I do think that the Rollins Band’s performance at the Grammy’s back in mid-nineties was a signal moment–he was up there dealing “Liar” to the rock royalty in the best seats. But in the punk era pretty much everyone’s career was backwards. That is, you only had a chance at a career if you managed to last longer than 10 years.  By then most bands’ fires have gone out and they are at best seasoned professionals.  In particular in LAD I mention the five songs recorded by the Meat Puppets that managed to catch their early lightning in a bottle, and those were all recorded by late 1981, years before what are considered their classic albums. Those are great, but I’m talking the primo shit.

[““In a Car” off the first 45, “H-Elenore” from the “Keats Rides a Harley” compilation, and “Walking Boss,” “Mel- ons Rising,” and “Saturday Morning” off the first album. Those tunes are live-in-studio!” from Life Against Dementia, p. 199]

How would things have been different if you had had control of the reigns at SST?
Well, Greg and Chuck actually wanted to give Mugger and myself the label in 1984 if we’d help them set up a Black Flag label.

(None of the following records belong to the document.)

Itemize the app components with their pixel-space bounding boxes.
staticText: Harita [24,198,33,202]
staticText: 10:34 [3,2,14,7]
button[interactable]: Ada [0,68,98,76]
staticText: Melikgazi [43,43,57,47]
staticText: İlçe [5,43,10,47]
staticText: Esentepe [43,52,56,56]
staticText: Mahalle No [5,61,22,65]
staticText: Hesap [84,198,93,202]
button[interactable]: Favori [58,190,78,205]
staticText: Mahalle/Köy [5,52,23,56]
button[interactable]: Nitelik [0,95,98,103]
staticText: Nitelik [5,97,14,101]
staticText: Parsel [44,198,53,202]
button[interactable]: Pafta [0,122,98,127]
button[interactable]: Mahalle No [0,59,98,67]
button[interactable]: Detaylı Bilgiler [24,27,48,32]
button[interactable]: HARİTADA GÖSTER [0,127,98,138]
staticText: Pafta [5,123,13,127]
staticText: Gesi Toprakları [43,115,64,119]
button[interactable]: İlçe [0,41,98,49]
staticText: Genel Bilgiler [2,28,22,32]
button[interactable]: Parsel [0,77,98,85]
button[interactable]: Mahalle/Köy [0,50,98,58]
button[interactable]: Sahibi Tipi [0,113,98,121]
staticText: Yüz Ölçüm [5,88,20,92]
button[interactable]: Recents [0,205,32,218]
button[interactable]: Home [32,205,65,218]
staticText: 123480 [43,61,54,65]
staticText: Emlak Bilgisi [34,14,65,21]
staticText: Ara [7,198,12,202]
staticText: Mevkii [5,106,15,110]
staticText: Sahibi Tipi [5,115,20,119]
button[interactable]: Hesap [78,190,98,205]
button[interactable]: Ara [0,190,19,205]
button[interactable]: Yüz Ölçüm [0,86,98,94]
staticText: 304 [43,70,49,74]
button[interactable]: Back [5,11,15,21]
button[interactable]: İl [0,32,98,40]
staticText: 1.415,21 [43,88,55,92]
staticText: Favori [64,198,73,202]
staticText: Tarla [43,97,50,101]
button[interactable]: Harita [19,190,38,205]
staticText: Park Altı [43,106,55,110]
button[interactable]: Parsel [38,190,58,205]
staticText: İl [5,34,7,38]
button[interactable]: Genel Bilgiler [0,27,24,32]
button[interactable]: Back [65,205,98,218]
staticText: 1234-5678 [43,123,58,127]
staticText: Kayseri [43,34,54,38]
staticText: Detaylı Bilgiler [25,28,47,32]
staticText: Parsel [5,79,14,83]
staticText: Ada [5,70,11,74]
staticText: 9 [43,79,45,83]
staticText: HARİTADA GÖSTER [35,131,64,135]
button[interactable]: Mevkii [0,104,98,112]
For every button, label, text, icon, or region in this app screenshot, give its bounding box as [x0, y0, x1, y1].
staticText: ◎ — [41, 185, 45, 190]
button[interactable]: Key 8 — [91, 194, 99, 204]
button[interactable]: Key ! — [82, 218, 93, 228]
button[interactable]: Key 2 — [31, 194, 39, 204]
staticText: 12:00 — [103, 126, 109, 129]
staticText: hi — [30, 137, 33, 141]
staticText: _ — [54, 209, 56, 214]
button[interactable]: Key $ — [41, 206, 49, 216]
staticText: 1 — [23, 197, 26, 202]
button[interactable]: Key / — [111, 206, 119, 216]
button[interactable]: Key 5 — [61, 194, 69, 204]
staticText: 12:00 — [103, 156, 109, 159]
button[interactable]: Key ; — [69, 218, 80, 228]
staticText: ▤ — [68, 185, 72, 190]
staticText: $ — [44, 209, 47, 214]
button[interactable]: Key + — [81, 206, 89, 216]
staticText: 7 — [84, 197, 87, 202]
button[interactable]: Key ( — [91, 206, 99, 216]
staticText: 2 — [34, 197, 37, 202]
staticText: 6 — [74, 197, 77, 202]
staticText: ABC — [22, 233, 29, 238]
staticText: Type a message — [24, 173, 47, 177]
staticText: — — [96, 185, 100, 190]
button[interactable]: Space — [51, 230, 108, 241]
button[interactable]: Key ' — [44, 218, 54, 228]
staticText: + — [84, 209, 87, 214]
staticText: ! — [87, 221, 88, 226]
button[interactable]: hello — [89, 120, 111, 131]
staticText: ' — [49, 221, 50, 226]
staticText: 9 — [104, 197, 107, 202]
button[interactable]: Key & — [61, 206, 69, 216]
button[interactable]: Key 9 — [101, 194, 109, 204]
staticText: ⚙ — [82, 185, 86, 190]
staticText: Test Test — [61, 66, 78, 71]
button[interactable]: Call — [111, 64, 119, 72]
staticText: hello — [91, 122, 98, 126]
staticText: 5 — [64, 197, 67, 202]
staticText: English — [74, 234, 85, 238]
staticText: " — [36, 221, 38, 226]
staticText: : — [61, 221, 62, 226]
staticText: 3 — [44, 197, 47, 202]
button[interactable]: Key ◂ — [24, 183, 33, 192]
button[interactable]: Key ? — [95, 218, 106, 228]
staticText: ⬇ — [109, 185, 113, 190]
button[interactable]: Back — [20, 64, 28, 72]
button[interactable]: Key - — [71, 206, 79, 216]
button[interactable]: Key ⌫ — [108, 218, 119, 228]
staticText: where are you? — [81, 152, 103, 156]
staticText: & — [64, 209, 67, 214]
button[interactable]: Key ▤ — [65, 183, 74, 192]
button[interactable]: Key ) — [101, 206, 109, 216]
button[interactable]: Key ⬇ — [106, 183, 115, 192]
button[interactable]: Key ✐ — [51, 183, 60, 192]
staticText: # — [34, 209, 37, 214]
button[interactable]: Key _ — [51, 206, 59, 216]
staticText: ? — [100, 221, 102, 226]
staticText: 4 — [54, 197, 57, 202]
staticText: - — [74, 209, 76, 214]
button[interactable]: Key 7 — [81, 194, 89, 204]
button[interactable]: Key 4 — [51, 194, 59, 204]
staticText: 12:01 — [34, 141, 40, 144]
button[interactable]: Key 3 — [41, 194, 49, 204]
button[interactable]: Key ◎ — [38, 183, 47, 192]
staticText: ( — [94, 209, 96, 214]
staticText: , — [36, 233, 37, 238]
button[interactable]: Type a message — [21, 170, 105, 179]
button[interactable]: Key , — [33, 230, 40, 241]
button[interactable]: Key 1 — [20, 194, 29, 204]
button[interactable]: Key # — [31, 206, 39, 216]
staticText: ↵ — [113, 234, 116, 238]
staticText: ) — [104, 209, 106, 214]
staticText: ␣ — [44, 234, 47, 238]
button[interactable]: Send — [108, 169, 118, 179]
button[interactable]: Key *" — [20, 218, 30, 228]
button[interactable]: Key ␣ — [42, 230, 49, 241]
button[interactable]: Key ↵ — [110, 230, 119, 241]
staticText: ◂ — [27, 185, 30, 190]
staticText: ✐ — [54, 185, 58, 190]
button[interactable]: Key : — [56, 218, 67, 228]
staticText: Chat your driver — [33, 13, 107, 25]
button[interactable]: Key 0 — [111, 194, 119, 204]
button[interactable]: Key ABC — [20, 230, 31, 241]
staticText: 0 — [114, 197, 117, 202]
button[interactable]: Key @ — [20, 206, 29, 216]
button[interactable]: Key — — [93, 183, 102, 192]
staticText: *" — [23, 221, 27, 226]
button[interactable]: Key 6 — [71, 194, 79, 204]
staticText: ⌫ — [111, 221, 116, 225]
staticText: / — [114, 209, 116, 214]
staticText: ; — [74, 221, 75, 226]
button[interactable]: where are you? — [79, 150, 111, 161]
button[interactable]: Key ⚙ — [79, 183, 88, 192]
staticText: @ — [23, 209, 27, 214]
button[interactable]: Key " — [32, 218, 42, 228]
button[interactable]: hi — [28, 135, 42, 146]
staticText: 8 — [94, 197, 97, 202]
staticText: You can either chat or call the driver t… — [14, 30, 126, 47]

But I wanted to work on Black Flag records since the other bands weren’t as dedicated and I was more interested in making something happen than a career in the record business. I think maybe that really surprised them. Mugger stayed on for a few years and basically said all they had to do was keep titles in print and pay out royalties owed and they’d have made more money. It wasn’t an easy business, but perhaps routinizing the label functions and having other bands depend on SST was too boring for Greg.

In the back pages of Rock & the Pop Narcotic there’s a section titled the “Psychozoic Hymnal.” It’s basically a long list of notable rock bands dating from the dawn of rock and roll until the time it was written. There doesn’t seem to be a single band from Philadelphia mentioned. What’s the story there?
One thing I noticed while writing R&TPN was that in some periods it didn’t seem to matter where a band was from. It seemed very important in the punk era of small label localism so there is more identification of cities in those decades of the Psychozoic Hymnal than in the earlier decades. I think cities are normally the providers of audiences and money for rock and roll. Los Angeles is the exception because it’s so new and suburban-like yet so massive that you get what Chester Himes referred to as “the countriest city.” And rock and roll is, like C&W and R&B and Gospel and Jazz, rural in origin and barely survives into a second generation in the city. Philadelphia is represented in R&TPN at least by Pure Hell, and Third St. Jazz record shop, which was one of our biggest accounts when I was at Systematic, before SST, and trying to sell the best records out there. I imagine Bill Haley was a Philadelphia fixture as he toured his home state in the early fifties doing country swing for five years before it all became rock and roll. There wasn’t anything that good that early outside of Memphis methinks.